Copay, Coinsurance, and Deductibles

Copay is a flat-fee patient’s pay at their medical visits. Coinsurance is the portion of the medical cost the patient is responsible for, once their deductible is met. The deductible is the amount the patient must pay for eligible medical services before the insurance company begins to share in the cost of the services. If a patient has not yet met their deductible, their financial responsibility will be greater until the deductible is met. 

The copay and coinsurance information can typically be found in the Eligibility Result section. Remember, the amount and format of information can vary from payer to payer.

Some payers may also provide this information further down on the .pdf, and the information will be listed by specialty. 

The deductible is typically displayed on the first page of the .pdf in a section titled HBPC Deductible OOP. Some payers include more information about deductibles than others.

In WebPT, the visit limit (A), policy dates (B), copay, coinsurance (C), and deductible (D) are all entered with the Policy Information on the patient chart. Click here to learn more about adding insurance to a patient chart.

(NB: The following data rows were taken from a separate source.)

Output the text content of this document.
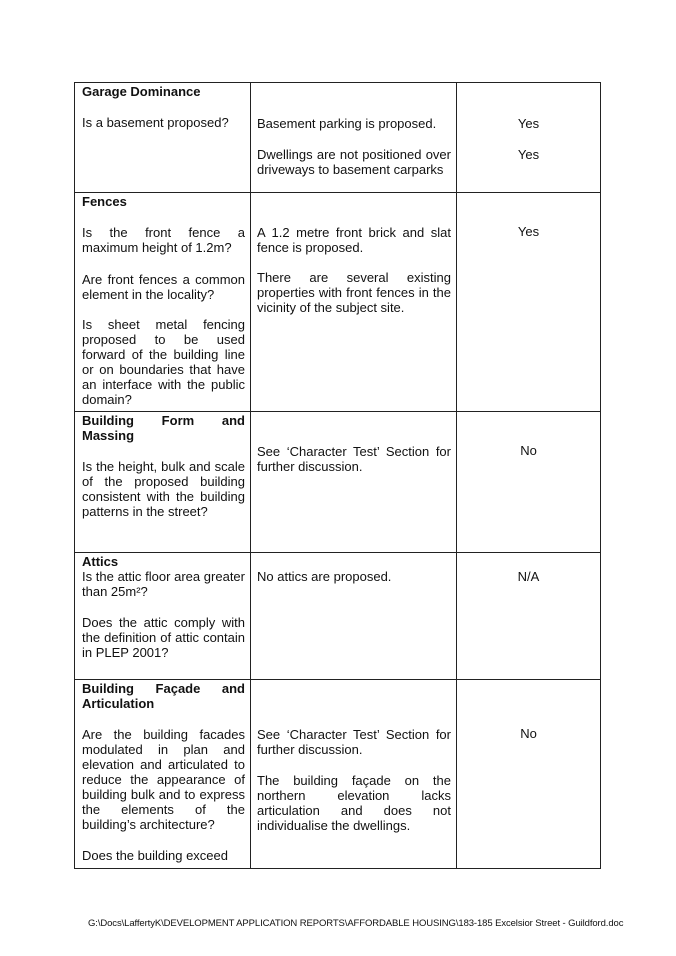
Garage Dominance
Is a basement proposed?	Basement parking is proposed.
Dwellings are not positioned over driveways to basement carparks
Yes
Yes
Fences
Is the front fence a maximum height of 1.2m?
Are front fences a common element in the locality?
Is sheet metal fencing proposed to be used forward of the building line or on boundaries that have an interface with the public domain?
A 1.2 metre front brick and slat fence is proposed.
There are several existing properties with front fences in the vicinity of the subject site.
Yes
Building Form and Massing
Is the height, bulk and scale of the proposed building consistent with the building patterns in the street?
See ‘Character Test’ Section for further discussion.
No
Attics
Is the attic floor area greater than 25m²?
Does the attic comply with the definition of attic contain in PLEP 2001?
No attics are proposed.	N/A
Building Façade and Articulation
Are the building facades modulated in plan and elevation and articulated to reduce the appearance of building bulk and to express the elements of the building’s architecture?
Does the building exceed
See ‘Character Test’ Section for further discussion.
The building façade on the northern elevation lacks articulation and does not individualise the dwellings.
No
G:\Docs\LaffertyK\DEVELOPMENT APPLICATION REPORTS\AFFORDABLE HOUSING\183-185 Excelsior Street - Guildford.doc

Note: Information added to the Summary of Financial Responsibility field, such as remaining deductible, will appear on the printed Patient Demographics attestation. Click here to learn more.

Prior Authorization

 Prior authorization is a process followed by insurance companies to determine if they deem the patient’s treatment medically necessary. If an insurance company requires prior authorization, it’s some additional paperwork to fill out. Some payers do not indicate if a prior authorization is required—or if an authorization has any limitations—in their returned benefits .pdf, so you may still need to make calls to determine if prior authorization is required. 

For example, Cigna works with American Specialty Health (ASH) for their authorizations. When verifying benefits for a patient with Cigna, you would use eBV to get the information from Cigna, then contact ASH for the authorization information. 

When prior authorization information is included in the returned benefits .pdf, it will typically be in the Detailed Result section. 


A referral is when another member of the patient’s care continuum sends a patient to your practice. Some insurance companies require their patients be referred to rehab therapy by another medical professional, typically their primary care physician (PCP). 

In WebPT, information about Prior Authorization and Referral requirements is added when adding or editing a case on the patient’s chart. 

When an authorization is required, the information about the authorization is entered at the case level. Click here to learn more about adding an authorization to a patient chart. 

Telehealth Coverage

In a time where things can change at a moment’s notice, it also helps to know what kind of telehealth coverage an insurance policy may offer. If offered, this information can be found in the Eligibility Inquiry Report section.

In WebPT, information about telehealth coverage can be kept in the Additional Info field when adding or editing a case on a patient’s chart. 

INS Verification Report

To help you monitor the status of your benefit verification attempts, you’ll have access to a report called the INS Verification Report. This report will help you know if your attempts were successful (and if not, why), and how many processed verifications you’ve had in the selected time frame.

Click here for a video walkthrough and article about the INS Verification Report.

Congratulations! You’ve learned what insurance benefit verification is, why it’s important, how to electronically verify patient insurance benefits, and plenty of tips and tricks to use along the way to electronically verify benefits in WebPT like a seasoned professional.